The company also secured over 100 GWh of new orders for its 46-series cylindrical batteries, expanding its backlog to more than 440 GWh by April 2026. It continued to strengthen its North American manufacturing footprint and expects to exceed 50 GWh of ESS production capacity in the region by the end of the year. 

LG Energy has secured a new contract to supply ESS batteries for a grid-scale project in North America, with deliveries of its next-generation product starting in 2028. According to management, the new batteries are expected to reduce total costs by 15% compared to its current LFP ESS products, supporting demand for locally produced energy storage solutions in the US. 

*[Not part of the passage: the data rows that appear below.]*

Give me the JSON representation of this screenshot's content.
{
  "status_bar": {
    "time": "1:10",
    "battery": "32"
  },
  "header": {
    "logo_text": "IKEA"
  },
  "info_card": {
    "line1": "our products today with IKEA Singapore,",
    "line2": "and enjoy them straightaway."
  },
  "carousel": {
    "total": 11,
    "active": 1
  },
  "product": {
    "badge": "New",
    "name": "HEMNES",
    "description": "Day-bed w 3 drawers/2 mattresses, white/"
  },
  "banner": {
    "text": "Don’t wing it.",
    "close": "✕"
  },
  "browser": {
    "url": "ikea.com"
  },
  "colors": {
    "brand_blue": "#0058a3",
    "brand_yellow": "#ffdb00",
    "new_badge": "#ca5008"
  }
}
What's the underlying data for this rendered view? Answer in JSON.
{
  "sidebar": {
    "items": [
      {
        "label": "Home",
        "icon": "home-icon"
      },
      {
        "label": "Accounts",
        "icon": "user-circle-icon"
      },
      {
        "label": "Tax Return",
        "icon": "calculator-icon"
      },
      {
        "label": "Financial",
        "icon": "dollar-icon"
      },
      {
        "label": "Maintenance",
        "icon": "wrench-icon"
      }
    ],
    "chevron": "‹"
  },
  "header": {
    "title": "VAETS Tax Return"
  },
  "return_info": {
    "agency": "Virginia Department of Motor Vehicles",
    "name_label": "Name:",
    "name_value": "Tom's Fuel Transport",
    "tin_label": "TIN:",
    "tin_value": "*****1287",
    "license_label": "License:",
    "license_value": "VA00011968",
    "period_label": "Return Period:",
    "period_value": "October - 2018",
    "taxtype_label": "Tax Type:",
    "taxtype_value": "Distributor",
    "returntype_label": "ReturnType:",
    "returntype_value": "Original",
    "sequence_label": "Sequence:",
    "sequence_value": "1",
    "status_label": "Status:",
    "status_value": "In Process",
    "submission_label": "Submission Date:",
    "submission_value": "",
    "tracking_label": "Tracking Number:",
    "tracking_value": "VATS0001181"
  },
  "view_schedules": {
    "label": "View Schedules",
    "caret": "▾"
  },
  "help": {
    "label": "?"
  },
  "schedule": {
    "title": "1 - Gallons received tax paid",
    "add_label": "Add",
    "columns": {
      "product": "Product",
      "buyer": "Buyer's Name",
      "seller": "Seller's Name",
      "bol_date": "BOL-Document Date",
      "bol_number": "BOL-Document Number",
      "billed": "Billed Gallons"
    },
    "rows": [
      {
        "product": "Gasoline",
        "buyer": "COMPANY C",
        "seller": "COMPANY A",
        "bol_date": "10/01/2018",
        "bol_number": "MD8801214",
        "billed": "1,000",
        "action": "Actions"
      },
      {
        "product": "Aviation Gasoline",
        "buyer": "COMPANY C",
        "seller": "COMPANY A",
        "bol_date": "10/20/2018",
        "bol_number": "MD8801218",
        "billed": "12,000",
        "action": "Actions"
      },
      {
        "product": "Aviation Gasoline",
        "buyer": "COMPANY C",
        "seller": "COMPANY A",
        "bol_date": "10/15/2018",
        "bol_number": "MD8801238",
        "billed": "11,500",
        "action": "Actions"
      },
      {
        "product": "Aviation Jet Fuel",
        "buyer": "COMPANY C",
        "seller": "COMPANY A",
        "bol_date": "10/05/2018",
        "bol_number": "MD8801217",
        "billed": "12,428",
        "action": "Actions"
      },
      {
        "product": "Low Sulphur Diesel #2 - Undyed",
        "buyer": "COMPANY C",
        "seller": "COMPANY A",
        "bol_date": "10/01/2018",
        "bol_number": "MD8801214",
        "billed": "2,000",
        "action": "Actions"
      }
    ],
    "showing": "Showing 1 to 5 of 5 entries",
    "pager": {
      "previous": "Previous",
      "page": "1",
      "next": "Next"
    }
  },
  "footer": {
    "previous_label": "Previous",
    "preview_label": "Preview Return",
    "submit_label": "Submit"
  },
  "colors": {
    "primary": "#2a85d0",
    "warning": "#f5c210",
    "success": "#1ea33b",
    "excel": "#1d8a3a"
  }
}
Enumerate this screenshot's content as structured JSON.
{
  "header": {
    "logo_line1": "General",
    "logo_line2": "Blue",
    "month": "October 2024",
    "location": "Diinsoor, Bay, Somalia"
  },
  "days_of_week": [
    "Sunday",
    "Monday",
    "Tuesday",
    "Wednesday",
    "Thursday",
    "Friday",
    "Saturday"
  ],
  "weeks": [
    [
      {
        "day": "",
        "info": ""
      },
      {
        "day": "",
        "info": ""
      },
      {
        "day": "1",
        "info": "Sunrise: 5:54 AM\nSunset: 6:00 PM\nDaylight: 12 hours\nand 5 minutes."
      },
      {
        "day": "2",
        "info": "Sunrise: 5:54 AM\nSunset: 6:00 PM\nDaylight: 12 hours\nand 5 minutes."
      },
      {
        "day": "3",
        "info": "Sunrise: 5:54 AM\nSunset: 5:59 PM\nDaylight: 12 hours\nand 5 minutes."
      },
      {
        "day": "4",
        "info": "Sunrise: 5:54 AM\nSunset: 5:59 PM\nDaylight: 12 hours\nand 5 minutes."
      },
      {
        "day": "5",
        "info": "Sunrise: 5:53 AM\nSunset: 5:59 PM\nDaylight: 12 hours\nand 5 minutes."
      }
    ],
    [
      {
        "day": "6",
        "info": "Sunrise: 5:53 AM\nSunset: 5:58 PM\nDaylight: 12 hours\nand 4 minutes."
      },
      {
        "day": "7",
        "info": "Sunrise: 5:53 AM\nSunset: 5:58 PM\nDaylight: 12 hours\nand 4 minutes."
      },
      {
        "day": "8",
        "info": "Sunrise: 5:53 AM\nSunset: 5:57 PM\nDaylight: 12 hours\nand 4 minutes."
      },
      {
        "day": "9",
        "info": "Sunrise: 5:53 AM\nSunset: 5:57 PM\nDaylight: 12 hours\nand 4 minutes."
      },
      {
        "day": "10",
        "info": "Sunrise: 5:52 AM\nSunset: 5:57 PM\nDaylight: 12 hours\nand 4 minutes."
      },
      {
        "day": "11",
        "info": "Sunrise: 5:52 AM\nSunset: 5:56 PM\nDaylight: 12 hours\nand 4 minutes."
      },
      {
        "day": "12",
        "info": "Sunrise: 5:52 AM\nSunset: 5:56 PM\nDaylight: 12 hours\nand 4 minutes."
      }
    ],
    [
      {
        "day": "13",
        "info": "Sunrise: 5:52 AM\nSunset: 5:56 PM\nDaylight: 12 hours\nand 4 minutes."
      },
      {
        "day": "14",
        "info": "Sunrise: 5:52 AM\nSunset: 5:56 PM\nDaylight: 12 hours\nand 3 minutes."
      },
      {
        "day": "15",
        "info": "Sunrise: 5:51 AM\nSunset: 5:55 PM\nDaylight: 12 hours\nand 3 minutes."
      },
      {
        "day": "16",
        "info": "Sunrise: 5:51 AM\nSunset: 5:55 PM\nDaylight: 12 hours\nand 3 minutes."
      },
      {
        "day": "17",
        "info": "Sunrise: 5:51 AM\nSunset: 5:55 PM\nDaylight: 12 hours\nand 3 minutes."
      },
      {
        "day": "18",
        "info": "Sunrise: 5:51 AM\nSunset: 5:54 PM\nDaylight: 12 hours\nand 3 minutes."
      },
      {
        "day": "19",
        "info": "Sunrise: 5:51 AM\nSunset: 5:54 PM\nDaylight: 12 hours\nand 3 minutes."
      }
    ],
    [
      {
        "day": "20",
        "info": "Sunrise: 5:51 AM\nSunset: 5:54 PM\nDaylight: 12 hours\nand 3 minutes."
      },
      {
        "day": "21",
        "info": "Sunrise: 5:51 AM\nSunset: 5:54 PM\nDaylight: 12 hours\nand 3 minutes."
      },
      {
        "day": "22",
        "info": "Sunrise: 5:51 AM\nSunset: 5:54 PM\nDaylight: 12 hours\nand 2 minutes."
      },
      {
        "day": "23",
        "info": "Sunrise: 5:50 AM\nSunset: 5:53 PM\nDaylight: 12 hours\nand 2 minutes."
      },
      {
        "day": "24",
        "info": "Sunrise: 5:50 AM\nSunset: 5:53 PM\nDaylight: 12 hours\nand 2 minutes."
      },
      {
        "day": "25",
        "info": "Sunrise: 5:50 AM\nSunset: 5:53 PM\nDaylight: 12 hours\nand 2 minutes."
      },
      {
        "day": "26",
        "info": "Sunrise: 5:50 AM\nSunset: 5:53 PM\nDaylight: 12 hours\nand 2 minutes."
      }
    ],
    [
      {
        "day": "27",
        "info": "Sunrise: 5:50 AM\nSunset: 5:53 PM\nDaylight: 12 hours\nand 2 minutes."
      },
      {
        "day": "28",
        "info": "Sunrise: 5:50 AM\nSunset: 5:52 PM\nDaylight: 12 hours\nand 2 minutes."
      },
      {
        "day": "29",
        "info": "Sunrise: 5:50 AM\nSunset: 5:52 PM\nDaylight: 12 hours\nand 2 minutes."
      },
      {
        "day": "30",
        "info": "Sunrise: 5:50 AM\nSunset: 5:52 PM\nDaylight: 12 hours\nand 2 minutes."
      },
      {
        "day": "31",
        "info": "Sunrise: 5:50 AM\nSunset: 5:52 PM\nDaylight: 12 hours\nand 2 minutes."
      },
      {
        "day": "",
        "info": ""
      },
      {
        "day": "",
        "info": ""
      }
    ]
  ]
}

Moreover, LG Energy operates 3 standalone plants in Holland, Lansing, and Windsor – in North America, along with 2 joint venture (JV) facilities in Tennessee and Ohio. It expects this network to enable more than 50 GWh of ESS battery production capacity in the region by the end of the year.  

Going forward, LG Energy sees the importance of ESS growing due to rising electricity demand and energy risks for grid stability, while improving EV economics and technology are supporting higher EV demand. In the US and Europe, policies favor locally produced batteries, pushing customers toward companies with regional manufacturing capabilities.  

These factors will drive its future growth strategy, and in response, the company plans to focus on improving cash flow, meeting ESS and EV demand, strengthening supply chains, and advancing product technology. This includes developing next-generation battery technologies such as dry electrode, solid-state, and sodium-ion batteries.